A study from the London School of Hygiene and Tropical Medicine that was published in The New England Journal of Medicine found that influenza was one of the respiratory illnesses that raised the risk of a heart attack and stroke. Risk increased sharply among the study participants in the first few days after diagnosis. However, receiving the flu vaccine did not increase the risk, so get your flu shot if you can.
Bronchitis is an inflammation of the lining of the lungs that is often caused by an infection, and it can raise the risk of a heart attack or stroke, according to The New England Journal of Medicine study. The researchers found that heart attack risk rose fivefold and stroke risk increased threefold during the first three days following the diagnosis of a respiratory tract infection. The risk declined over time, however, and was nearly normal within three months after people recovered from the infection.
Another problematic respiratory infection: pneumonia. A study in the European Journal of Preventive Cardiology found that patients who had lung infections requiring a hospital admission had a six times greater risk for cardiovascular disease in the year following the illness, compared to people who hadn’t had the infections.
And the risk persisted over time: It was more than twice as high for the hospitalized patients two and three years after the event and remained elevated up to five years after. A study in the Journal of the American Medical Association produced a similar finding.
Other respiratory infections
A study conducted by researchers at Aston Medical School in Birmingham, UK, and presented at the American College of Cardiology conference in 2019 found that respiratory infections could raise the risk of a heart attack and double the risk of a stroke caused by atherosclerosis (the buildup of plaque in the arteries).
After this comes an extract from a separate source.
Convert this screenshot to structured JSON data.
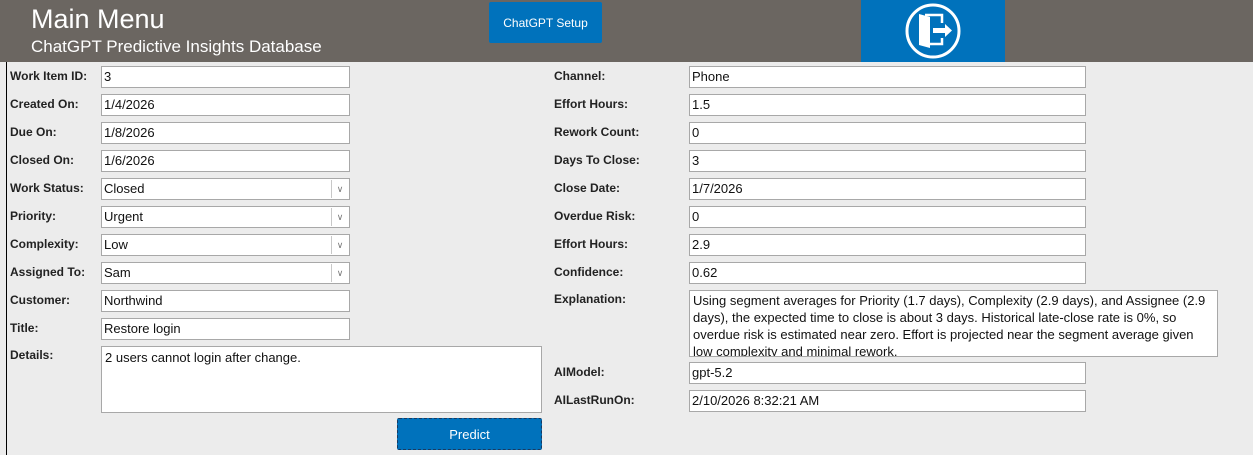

In fact, researchers said the risk could be greater than the risk posed by obesity and similar to the dangers of high blood pressure and diabetes.
Urinary tract infections (UTIs)
UTIs pose a similar heart attack risk. A study in the Journal of the American Heart Association found that one of the most common infections preceding coronary heart disease events and stokes were urinary tract infections, followed by pneumonia, cellulitis (a potentially serious deep tissue infection), and blood infections.